Brief von Generalvikar Dr. Karl Hillenbrand an Regens Herbert Baumann vom Priesterseminar Würzburg vom 22. Mai 2013

Was in den vergangenen Tagen an Vorkommnissen aus dem Priesterseminar bekannt beziehungsweise diskutiert wurde, bewegt mich sehr. In unserem heutigen Telefonat hast Du mich gebeten, einige Gedanken schriftlich zu äußern, damit Du sie an Eure Studenten weitergeben kannst. Ich komme dieser Bitte nach und tue dies zum einen als Generalvikar unserer Diözese, zum anderen als früherer Regens und ebenso als ein Christ, für den der Dialog mit dem Judentum ein zentrales Anliegen ist.

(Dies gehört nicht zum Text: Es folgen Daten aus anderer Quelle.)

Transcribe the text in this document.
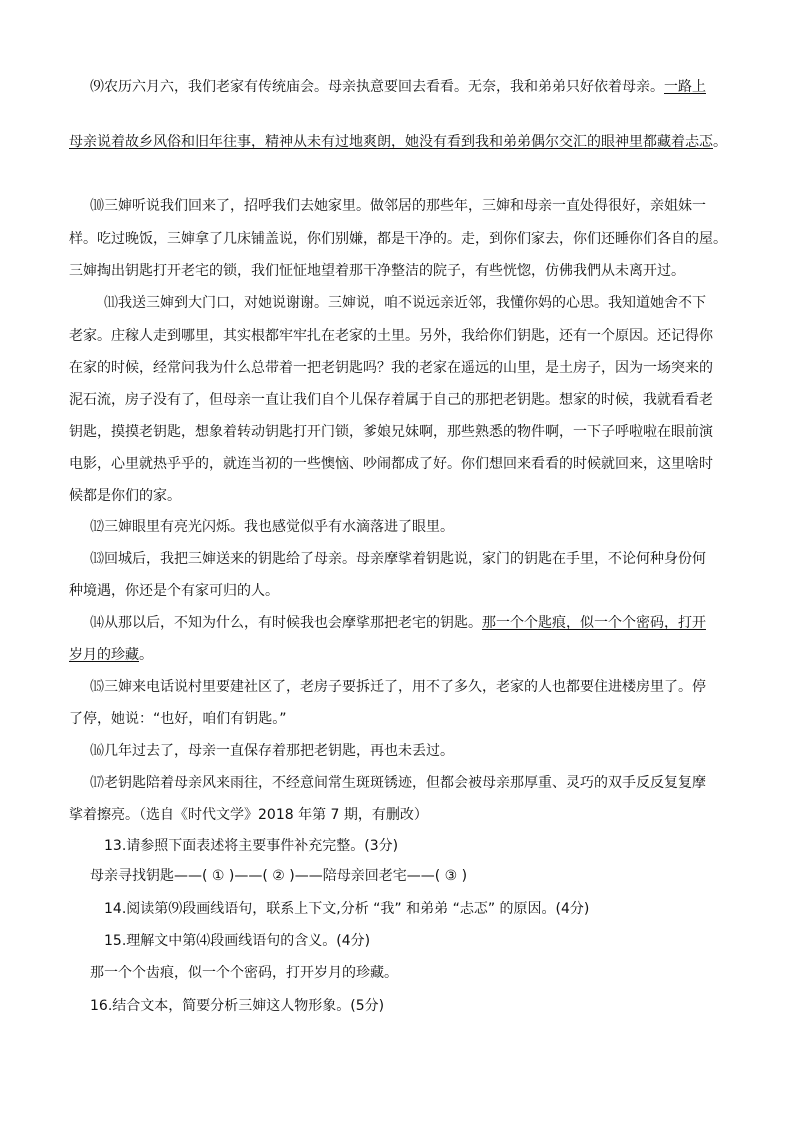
⑼农历六月六，我们老家有传统庙会。母亲执意要回去看看。无奈，我和弟弟只好依着母亲。一路上
母亲说着故乡风俗和旧年往事，精神从未有过地爽朗，她没有看到我和弟弟偶尔交汇的眼神里都藏着忐忑。
⑽三婶听说我们回来了，招呼我们去她家里。做邻居的那些年，三婶和母亲一直处得很好，亲姐妹一
样。吃过晚饭，三婶拿了几床铺盖说，你们别嫌，都是干净的。走，到你们家去，你们还睡你们各自的屋。
三婶掏出钥匙打开老宅的锁，我们怔怔地望着那干净整洁的院子，有些恍惚，仿佛我們从未离开过。
⑾我送三婶到大门口，对她说谢谢。三婶说，咱不说远亲近邻，我懂你妈的心思。我知道她舍不下
老家。庄稼人走到哪里，其实根都牢牢扎在老家的土里。另外，我给你们钥匙，还有一个原因。还记得你
在家的时候，经常问我为什么总带着一把老钥匙吗？我的老家在遥远的山里，是土房子，因为一场突来的
泥石流，房子没有了，但母亲一直让我们自个儿保存着属于自己的那把老钥匙。想家的时候，我就看看老
钥匙，摸摸老钥匙，想象着转动钥匙打开门锁，爹娘兄妹啊，那些熟悉的物件啊，一下子呼啦啦在眼前演
电影，心里就热乎乎的，就连当初的一些懊恼、吵闹都成了好。你们想回来看看的时候就回来，这里啥时
候都是你们的家。
⑿三婶眼里有亮光闪烁。我也感觉似乎有水滴落进了眼里。
⒀回城后，我把三婶送来的钥匙给了母亲。母亲摩挲着钥匙说，家门的钥匙在手里，不论何种身份何
种境遇，你还是个有家可归的人。
⒁从那以后，不知为什么，有时候我也会摩挲那把老宅的钥匙。那一个个匙痕，似一个个密码，打开
岁月的珍藏。
⒂三婶来电话说村里要建社区了，老房子要拆迁了，用不了多久，老家的人也都要住进楼房里了。停
了停，她说：“也好，咱们有钥匙。”
⒃几年过去了，母亲一直保存着那把老钥匙，再也未丢过。
⒄老钥匙陪着母亲风来雨往，不经意间常生斑斑锈迹，但都会被母亲那厚重、灵巧的双手反反复复摩
挲着擦亮。（选自《时代文学》2018 年第 7 期，有删改）
13.请参照下面表述将主要事件补充完整。(3分)
母亲寻找钥匙——( ① )——( ② )——陪母亲回老宅——( ③ )
14.阅读第⑼段画线语句，联系上下文,分析 “我” 和弟弟 “忐忑” 的原因。(4分)
15.理解文中第⑷段画线语句的含义。(4分)
那一个个齿痕，似一个个密码，打开岁月的珍藏。
16.结合文本，简要分析三婶这人物形象。(5分)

 1. Wenn es stimmt, dass von Studenten des Priesterseminars sogenannte „Judenwitze" erzählt werden und bei Feiern im Bierkeller beziehungsweise auf Verbindungszusammenkünften an Nazirituale angelehnte „Zeremonien" stattgefunden haben, so ist dies in doppelter Hinsicht nicht zu tolerieren:

- Zum einen darf alles, was mit der nationalsozialistischen Ideologie in Verbindung steht, niemals bagatellisiert werden. Zu viele Verbrechen sind gerade durch die systematisch geplante Judenvernichtung geschehen, als dass – gerade bei uns in Deutschland – despektierlich über das jüdische Volk geredet werden dürfte. Es gibt keine „harmlosen" Judenwitze; dahinter verbergen sich vielmehr in der Regel dumpfe (und dumme!) Ressentiments, die eines gebildeten Menschen (und das will ein Theologiestudent seinem eigenen Anspruch zufolge doch wohl sein) unwürdig sind. Solche Vorfälle sind sowohl im Blick auf die Geschichte wie auf den intellektuellen Anspruch mehr als beschämend.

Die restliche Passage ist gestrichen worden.